Industrial companies are gaining a bid as government spending is expected to result in a healthy dose of activity. One of these Canadian stocks that is riding this momentum to near all-time highs is Finning International (TSX:FTT).
Finning is a global dealer and distributor of Caterpillar products. As a full, end-to-end Caterpillar service company, it not only sells and rents Caterpillar machinery but also provides parts and services for equipment and engines. Finning services the mining, construction, petroleum, forestry, and power system application industries and has operations worldwide. The company’s primary base of operating includes Canada, South America, UK, and Ireland.
Over the past year, the company’s share price has been white-hot. Finning’s shares have climbed by approximately 67% and are just shy of the all-time high close of $34.77 achieved back in February of 2018.
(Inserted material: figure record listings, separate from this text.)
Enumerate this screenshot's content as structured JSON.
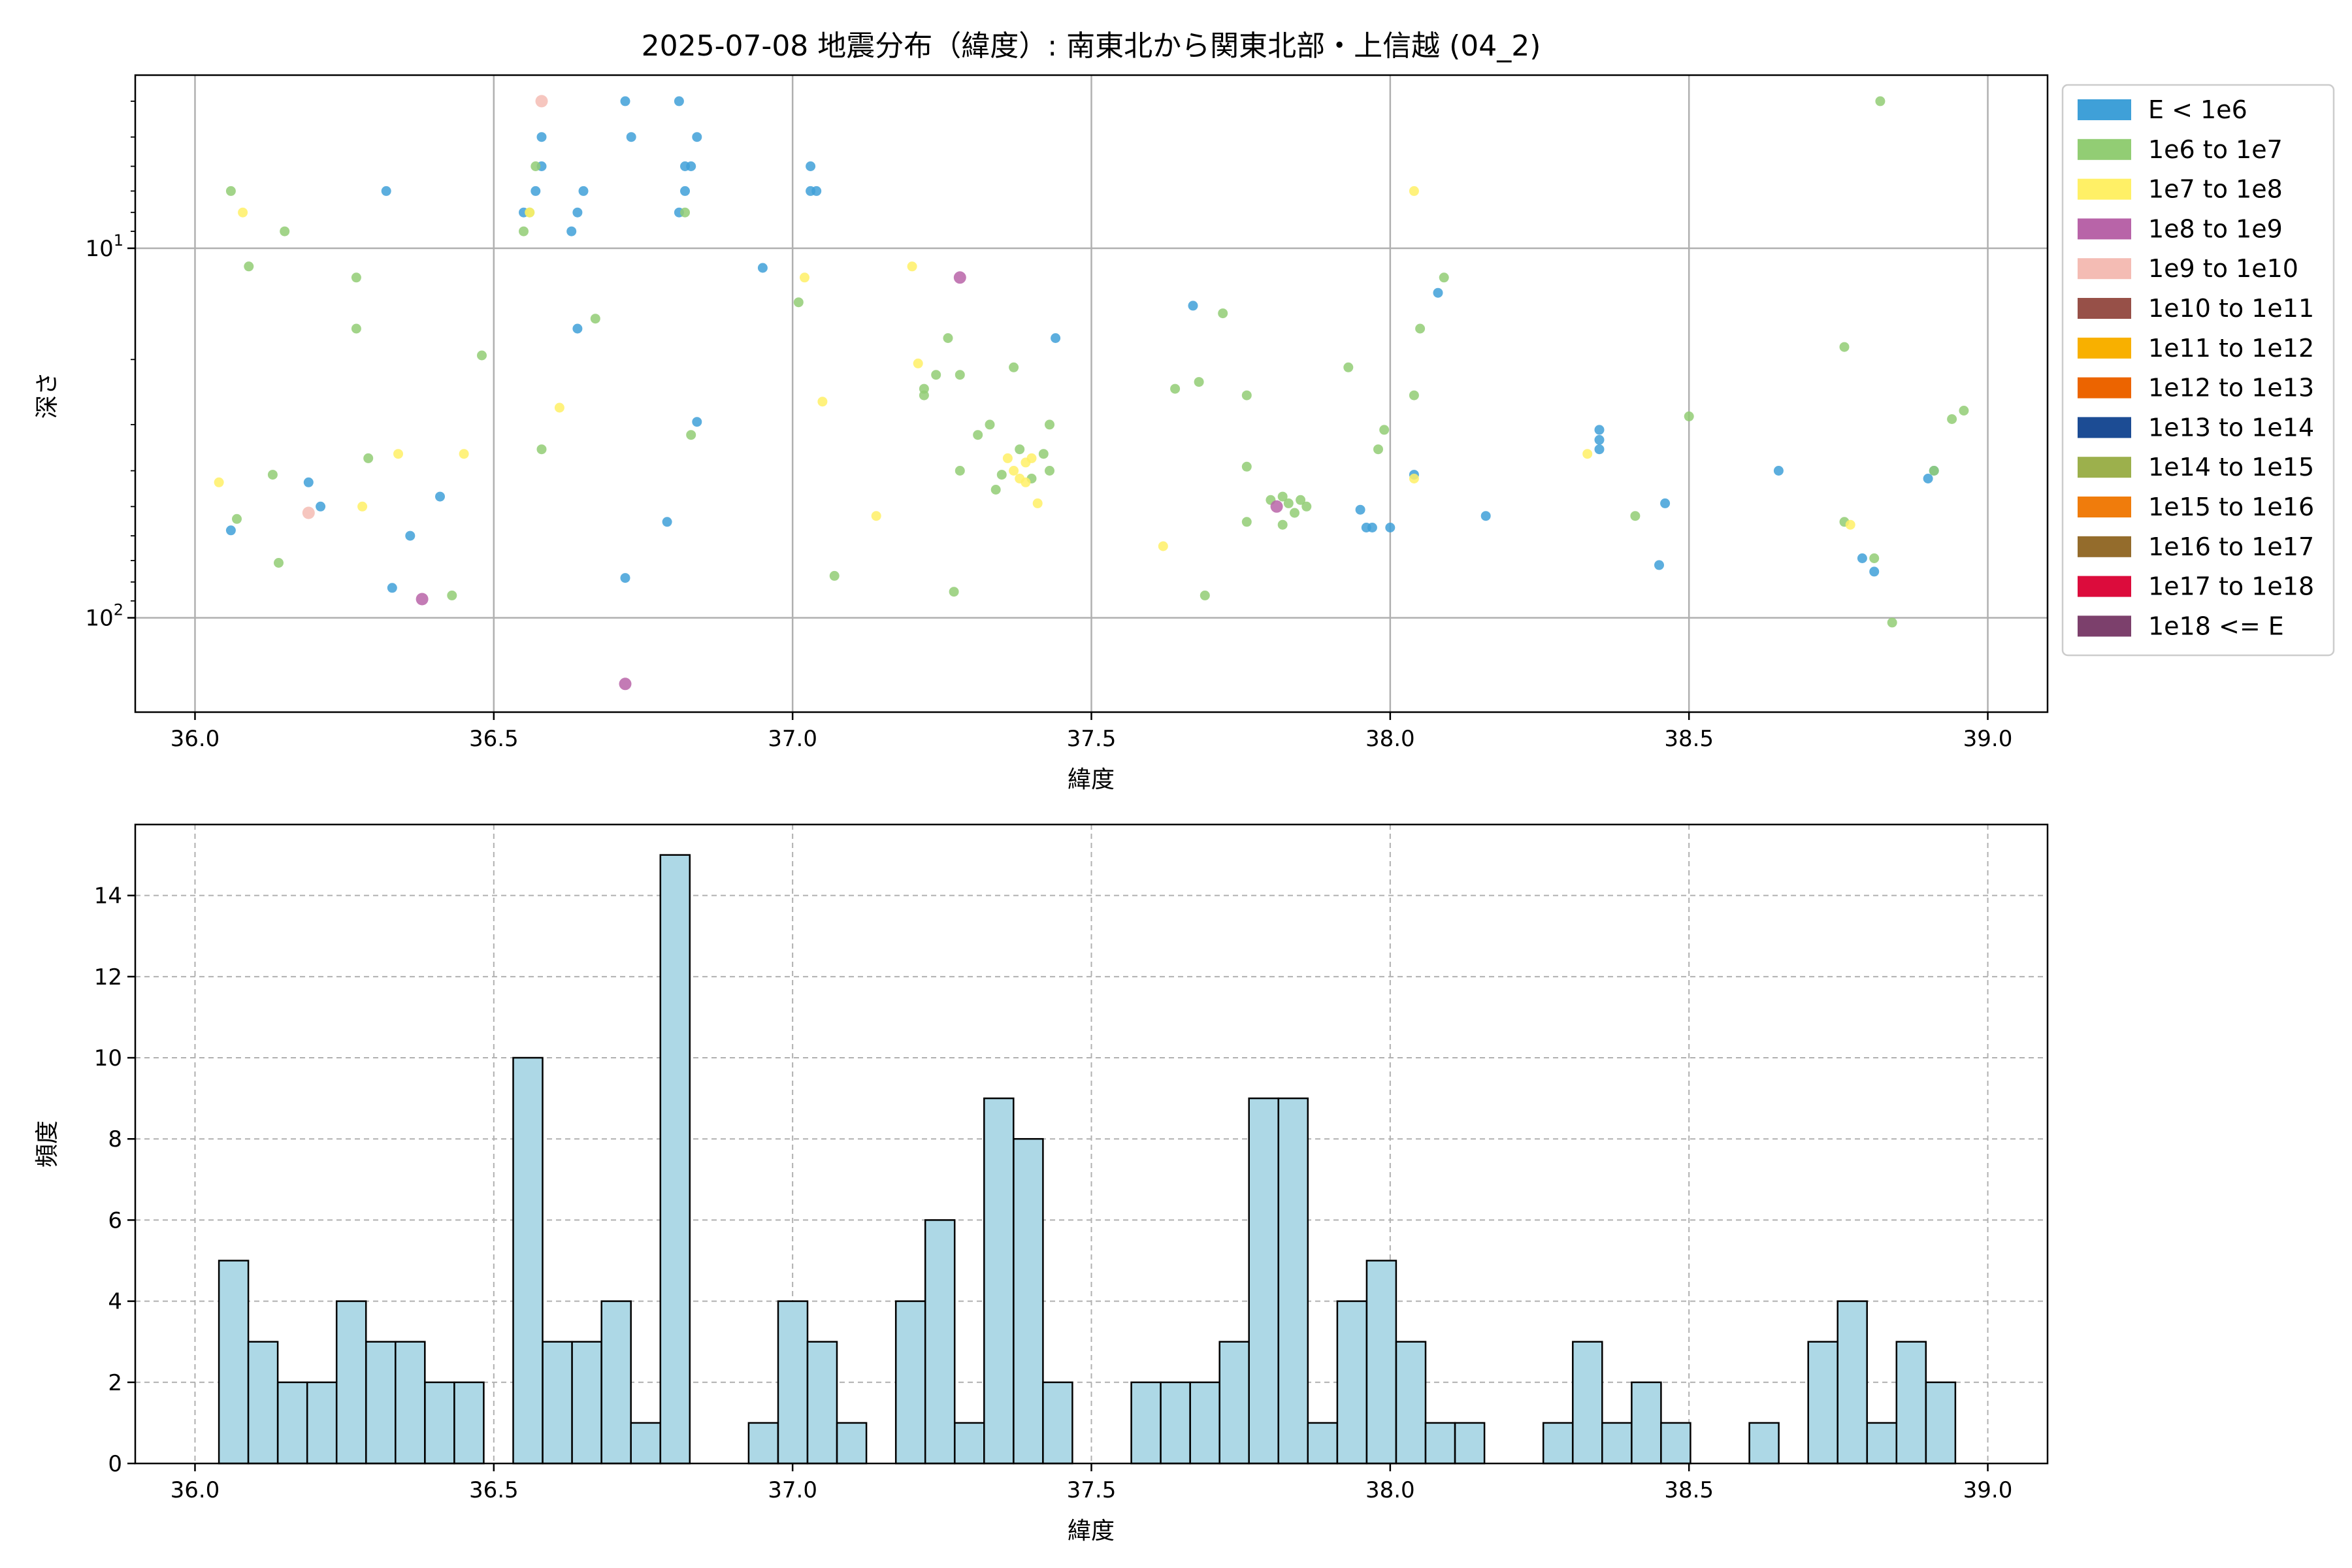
{
  "chart_data": [
    {
      "type": "scatter",
      "title": "2025-07-08 地震分布（緯度）: 南東北から関東北部・上信越 (04_2)",
      "xlabel": "緯度",
      "ylabel": "深さ",
      "xlim": [
        35.9,
        39.1
      ],
      "ylim": [
        180,
        3.4
      ],
      "yscale": "log",
      "y_inverted": true,
      "grid": true,
      "x_ticks": [
        "36.0",
        "36.5",
        "37.0",
        "37.5",
        "38.0",
        "38.5",
        "39.0"
      ],
      "y_ticks": [
        {
          "value": 10,
          "base": "10",
          "exp": "1"
        },
        {
          "value": 100,
          "base": "10",
          "exp": "2"
        }
      ],
      "legend_position": "outside-right",
      "legend": [
        {
          "label": "E < 1e6",
          "color": "#3fa0d8"
        },
        {
          "label": "1e6 to 1e7",
          "color": "#92cd74"
        },
        {
          "label": "1e7 to 1e8",
          "color": "#fff066"
        },
        {
          "label": "1e8 to 1e9",
          "color": "#b864a8"
        },
        {
          "label": "1e9 to 1e10",
          "color": "#f4bcb4"
        },
        {
          "label": "1e10 to 1e11",
          "color": "#975048"
        },
        {
          "label": "1e11 to 1e12",
          "color": "#f8b000"
        },
        {
          "label": "1e12 to 1e13",
          "color": "#ec6400"
        },
        {
          "label": "1e13 to 1e14",
          "color": "#1c4c94"
        },
        {
          "label": "1e14 to 1e15",
          "color": "#9cb04c"
        },
        {
          "label": "1e15 to 1e16",
          "color": "#f07c0c"
        },
        {
          "label": "1e16 to 1e17",
          "color": "#946c2c"
        },
        {
          "label": "1e17 to 1e18",
          "color": "#dc0c3c"
        },
        {
          "label": "1e18 <= E",
          "color": "#7c406c"
        }
      ],
      "points": [
        {
          "x": 36.06,
          "y": 58,
          "c": 0
        },
        {
          "x": 36.19,
          "y": 43,
          "c": 0
        },
        {
          "x": 36.21,
          "y": 50,
          "c": 0
        },
        {
          "x": 36.32,
          "y": 7,
          "c": 0
        },
        {
          "x": 36.33,
          "y": 83,
          "c": 0
        },
        {
          "x": 36.36,
          "y": 60,
          "c": 0
        },
        {
          "x": 36.41,
          "y": 47,
          "c": 0
        },
        {
          "x": 36.55,
          "y": 8,
          "c": 0
        },
        {
          "x": 36.57,
          "y": 7,
          "c": 0
        },
        {
          "x": 36.58,
          "y": 6,
          "c": 0
        },
        {
          "x": 36.58,
          "y": 5,
          "c": 0
        },
        {
          "x": 36.63,
          "y": 9,
          "c": 0
        },
        {
          "x": 36.64,
          "y": 8,
          "c": 0
        },
        {
          "x": 36.64,
          "y": 16.5,
          "c": 0
        },
        {
          "x": 36.65,
          "y": 7,
          "c": 0
        },
        {
          "x": 36.72,
          "y": 4,
          "c": 0
        },
        {
          "x": 36.73,
          "y": 5,
          "c": 0
        },
        {
          "x": 36.72,
          "y": 78,
          "c": 0
        },
        {
          "x": 36.79,
          "y": 55,
          "c": 0
        },
        {
          "x": 36.81,
          "y": 4,
          "c": 0
        },
        {
          "x": 36.81,
          "y": 8,
          "c": 0
        },
        {
          "x": 36.82,
          "y": 6,
          "c": 0
        },
        {
          "x": 36.83,
          "y": 6,
          "c": 0
        },
        {
          "x": 36.82,
          "y": 7,
          "c": 0
        },
        {
          "x": 36.84,
          "y": 5,
          "c": 0
        },
        {
          "x": 36.84,
          "y": 29.5,
          "c": 0
        },
        {
          "x": 36.95,
          "y": 11.3,
          "c": 0
        },
        {
          "x": 37.03,
          "y": 6,
          "c": 0
        },
        {
          "x": 37.03,
          "y": 7,
          "c": 0
        },
        {
          "x": 37.04,
          "y": 7,
          "c": 0
        },
        {
          "x": 37.44,
          "y": 17.5,
          "c": 0
        },
        {
          "x": 37.67,
          "y": 14.3,
          "c": 0
        },
        {
          "x": 37.95,
          "y": 51,
          "c": 0
        },
        {
          "x": 37.96,
          "y": 57,
          "c": 0
        },
        {
          "x": 37.97,
          "y": 57,
          "c": 0
        },
        {
          "x": 38.0,
          "y": 57,
          "c": 0
        },
        {
          "x": 38.04,
          "y": 41,
          "c": 0
        },
        {
          "x": 38.08,
          "y": 13.2,
          "c": 0
        },
        {
          "x": 38.16,
          "y": 53,
          "c": 0
        },
        {
          "x": 38.35,
          "y": 31,
          "c": 0
        },
        {
          "x": 38.35,
          "y": 33,
          "c": 0
        },
        {
          "x": 38.35,
          "y": 35,
          "c": 0
        },
        {
          "x": 38.45,
          "y": 72,
          "c": 0
        },
        {
          "x": 38.46,
          "y": 49,
          "c": 0
        },
        {
          "x": 38.65,
          "y": 40,
          "c": 0
        },
        {
          "x": 38.79,
          "y": 69,
          "c": 0
        },
        {
          "x": 38.81,
          "y": 75,
          "c": 0
        },
        {
          "x": 38.9,
          "y": 42,
          "c": 0
        },
        {
          "x": 38.91,
          "y": 40,
          "c": 0
        },
        {
          "x": 36.06,
          "y": 7,
          "c": 1
        },
        {
          "x": 36.07,
          "y": 54,
          "c": 1
        },
        {
          "x": 36.09,
          "y": 11.2,
          "c": 1
        },
        {
          "x": 36.13,
          "y": 41,
          "c": 1
        },
        {
          "x": 36.14,
          "y": 71,
          "c": 1
        },
        {
          "x": 36.15,
          "y": 9,
          "c": 1
        },
        {
          "x": 36.27,
          "y": 12,
          "c": 1
        },
        {
          "x": 36.27,
          "y": 16.5,
          "c": 1
        },
        {
          "x": 36.29,
          "y": 37,
          "c": 1
        },
        {
          "x": 36.43,
          "y": 87,
          "c": 1
        },
        {
          "x": 36.48,
          "y": 19.5,
          "c": 1
        },
        {
          "x": 36.55,
          "y": 9,
          "c": 1
        },
        {
          "x": 36.56,
          "y": 8,
          "c": 1
        },
        {
          "x": 36.57,
          "y": 6,
          "c": 1
        },
        {
          "x": 36.58,
          "y": 35,
          "c": 1
        },
        {
          "x": 36.67,
          "y": 15.5,
          "c": 1
        },
        {
          "x": 36.82,
          "y": 8,
          "c": 1
        },
        {
          "x": 36.83,
          "y": 32,
          "c": 1
        },
        {
          "x": 37.01,
          "y": 14,
          "c": 1
        },
        {
          "x": 37.07,
          "y": 77,
          "c": 1
        },
        {
          "x": 37.22,
          "y": 24,
          "c": 1
        },
        {
          "x": 37.22,
          "y": 25,
          "c": 1
        },
        {
          "x": 37.24,
          "y": 22,
          "c": 1
        },
        {
          "x": 37.26,
          "y": 17.5,
          "c": 1
        },
        {
          "x": 37.27,
          "y": 85,
          "c": 1
        },
        {
          "x": 37.28,
          "y": 22,
          "c": 1
        },
        {
          "x": 37.28,
          "y": 40,
          "c": 1
        },
        {
          "x": 37.31,
          "y": 32,
          "c": 1
        },
        {
          "x": 37.33,
          "y": 30,
          "c": 1
        },
        {
          "x": 37.34,
          "y": 45,
          "c": 1
        },
        {
          "x": 37.35,
          "y": 41,
          "c": 1
        },
        {
          "x": 37.37,
          "y": 21,
          "c": 1
        },
        {
          "x": 37.38,
          "y": 35,
          "c": 1
        },
        {
          "x": 37.4,
          "y": 42,
          "c": 1
        },
        {
          "x": 37.42,
          "y": 36,
          "c": 1
        },
        {
          "x": 37.43,
          "y": 30,
          "c": 1
        },
        {
          "x": 37.43,
          "y": 40,
          "c": 1
        },
        {
          "x": 37.64,
          "y": 24,
          "c": 1
        },
        {
          "x": 37.68,
          "y": 23,
          "c": 1
        },
        {
          "x": 37.69,
          "y": 87,
          "c": 1
        },
        {
          "x": 37.72,
          "y": 15,
          "c": 1
        },
        {
          "x": 37.76,
          "y": 39,
          "c": 1
        },
        {
          "x": 37.76,
          "y": 55,
          "c": 1
        },
        {
          "x": 37.76,
          "y": 25,
          "c": 1
        },
        {
          "x": 37.8,
          "y": 48,
          "c": 1
        },
        {
          "x": 37.82,
          "y": 47,
          "c": 1
        },
        {
          "x": 37.82,
          "y": 56,
          "c": 1
        },
        {
          "x": 37.83,
          "y": 49,
          "c": 1
        },
        {
          "x": 37.84,
          "y": 52,
          "c": 1
        },
        {
          "x": 37.85,
          "y": 48,
          "c": 1
        },
        {
          "x": 37.86,
          "y": 50,
          "c": 1
        },
        {
          "x": 37.93,
          "y": 21,
          "c": 1
        },
        {
          "x": 37.98,
          "y": 35,
          "c": 1
        },
        {
          "x": 37.99,
          "y": 31,
          "c": 1
        },
        {
          "x": 38.04,
          "y": 25,
          "c": 1
        },
        {
          "x": 38.05,
          "y": 16.5,
          "c": 1
        },
        {
          "x": 38.09,
          "y": 12,
          "c": 1
        },
        {
          "x": 38.41,
          "y": 53,
          "c": 1
        },
        {
          "x": 38.5,
          "y": 28.5,
          "c": 1
        },
        {
          "x": 38.76,
          "y": 18.5,
          "c": 1
        },
        {
          "x": 38.76,
          "y": 55,
          "c": 1
        },
        {
          "x": 38.81,
          "y": 69,
          "c": 1
        },
        {
          "x": 38.82,
          "y": 4,
          "c": 1
        },
        {
          "x": 38.84,
          "y": 103,
          "c": 1
        },
        {
          "x": 38.91,
          "y": 40,
          "c": 1
        },
        {
          "x": 38.94,
          "y": 29,
          "c": 1
        },
        {
          "x": 38.96,
          "y": 27.5,
          "c": 1
        },
        {
          "x": 36.04,
          "y": 43,
          "c": 2
        },
        {
          "x": 36.08,
          "y": 8,
          "c": 2
        },
        {
          "x": 36.28,
          "y": 50,
          "c": 2
        },
        {
          "x": 36.34,
          "y": 36,
          "c": 2
        },
        {
          "x": 36.45,
          "y": 36,
          "c": 2
        },
        {
          "x": 36.56,
          "y": 8,
          "c": 2
        },
        {
          "x": 36.61,
          "y": 27,
          "c": 2
        },
        {
          "x": 37.02,
          "y": 12,
          "c": 2
        },
        {
          "x": 37.05,
          "y": 26,
          "c": 2
        },
        {
          "x": 37.14,
          "y": 53,
          "c": 2
        },
        {
          "x": 37.2,
          "y": 11.2,
          "c": 2
        },
        {
          "x": 37.21,
          "y": 20.5,
          "c": 2
        },
        {
          "x": 37.36,
          "y": 37,
          "c": 2
        },
        {
          "x": 37.37,
          "y": 40,
          "c": 2
        },
        {
          "x": 37.38,
          "y": 42,
          "c": 2
        },
        {
          "x": 37.39,
          "y": 38,
          "c": 2
        },
        {
          "x": 37.39,
          "y": 43,
          "c": 2
        },
        {
          "x": 37.41,
          "y": 49,
          "c": 2
        },
        {
          "x": 37.4,
          "y": 37,
          "c": 2
        },
        {
          "x": 37.62,
          "y": 64,
          "c": 2
        },
        {
          "x": 38.04,
          "y": 7,
          "c": 2
        },
        {
          "x": 38.04,
          "y": 42,
          "c": 2
        },
        {
          "x": 38.33,
          "y": 36,
          "c": 2
        },
        {
          "x": 38.77,
          "y": 56,
          "c": 2
        },
        {
          "x": 36.38,
          "y": 89,
          "c": 3
        },
        {
          "x": 36.72,
          "y": 151,
          "c": 3
        },
        {
          "x": 37.28,
          "y": 12,
          "c": 3
        },
        {
          "x": 37.81,
          "y": 50,
          "c": 3
        },
        {
          "x": 36.19,
          "y": 52,
          "c": 4
        },
        {
          "x": 36.58,
          "y": 4,
          "c": 4
        }
      ]
    },
    {
      "type": "bar",
      "title": "",
      "xlabel": "緯度",
      "ylabel": "頻度",
      "xlim": [
        35.9,
        39.1
      ],
      "ylim": [
        0,
        15.75
      ],
      "grid": true,
      "bar_color": "#add8e6",
      "x_ticks": [
        "36.0",
        "36.5",
        "37.0",
        "37.5",
        "38.0",
        "38.5",
        "39.0"
      ],
      "y_ticks": [
        "0",
        "2",
        "4",
        "6",
        "8",
        "10",
        "12",
        "14"
      ],
      "bin_start": 36.04,
      "bin_width": 0.04925,
      "values": [
        5,
        3,
        2,
        2,
        4,
        3,
        3,
        2,
        2,
        0,
        10,
        3,
        3,
        4,
        1,
        15,
        0,
        0,
        1,
        4,
        3,
        1,
        0,
        4,
        6,
        1,
        9,
        8,
        2,
        0,
        0,
        2,
        2,
        2,
        3,
        9,
        9,
        1,
        4,
        5,
        3,
        1,
        1,
        0,
        0,
        1,
        3,
        1,
        2,
        1,
        0,
        0,
        1,
        0,
        3,
        4,
        1,
        3,
        2
      ]
    }
  ]
}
The question is, can it sustain enough momentum to finally break the $35.00 range and run into the 40s? Finning has been here several times before. If you take a look at its chart, you’ll notice that Finning has bumped up against these levels three times before (2007, 2014, 2011).
Market Cap: $5.38 billion
Forward P/E: 19.53
Dividend Growth Streak: 19 years
Payout Ratio (Earnings): 71.93%
Payout Ratio (Free Cash Flows): Premium Members Only
Payout Ratio (Operating Cash Flows): Premium Members Only
1 Yr Div Growth Rate: 0.00%
5 Yr Div Growth Rate: Premium Members Only
Stocktrades Growth Score: Premium Members Only
Stocktrades Dividend Safety Score: Premium Members Only
In each instance, the company suffered a pretty significant setback that sent its share price crashing back into the teens. This isn’t exactly a chart that instills confidence. On the bright side as the saying goes, “the past is not an indication of future success”.
What will the future bring?
Well let’s start with company valuation. Finning is currently trading at around 23.5 times earnings, 2.5 times book value, and has a PE to growth (PEG) of 1.28. In each case, while they are above the company’s historical averages, they are slightly below the industry averages.
The company looks particularly attractive against Toromont (TSX:TIH) which we consider its main competitor in the space.
While the valuation does look attractive against comparable companies, it is important to question whether or not this valuation is justified. The company’s growth profile hasn’t been great. In fact, it generated less revenue in 2020 than in did back in 2014. Quite simply there has been a lack of consistency as the company operates in a cyclical industry.
Analysts estimate that annual earnings per share will only top 2019 levels in 2022 and that revenue won’t top pre-pandemic levels until at least 2024. Those are some pretty long recovery timeframes. Couple this with the fact Finning is trading above 3YR and 5YR historical averages, investors should proceed with caution.
What about that dividend?
While valuation may be of concern, Finning is one of the most reliable dividend growth stocks in the country. It is a Canadian Dividend Aristocrat/All Star and has a 19-year dividend growth streak. This is tied for the 15th longest streak on the country.
While dividend growth has slowed in recent years, the streak is quite impressive given the inconsistent growth the company has experienced. It sports a decent yield (2.45%) and has also kept a respectable payout ratio over the years (high 50s).
There is no question that Finning has been a rock solid income stock. If you are researching in search of excellent income stocks, you could also look at players within Canada’s finance sector, like The Royal Bank of Canada (TSE:RY).
All things considered, Finning is a stock that is currently riding a wave of positive momentum. While this momentum could take the company into blue sky territory, investors should approach with caution. It appears much of the good news has already been baked into the share price.
Analysts only have a one-year price target of $35.21 on the stock which I think is quite reasonable. This implies mid, single digit upside from today’s price.
Finning looks like a low reward investment here and given the cyclical nature of the industry, there is a risk of a potential collapse. We’ve seen it many times before, and the future expected growth rates may not be enough to sustain this momentum long term.
Should you be buying this Canadian stock? I’m not sure. It teems a tad bit expensive at the time.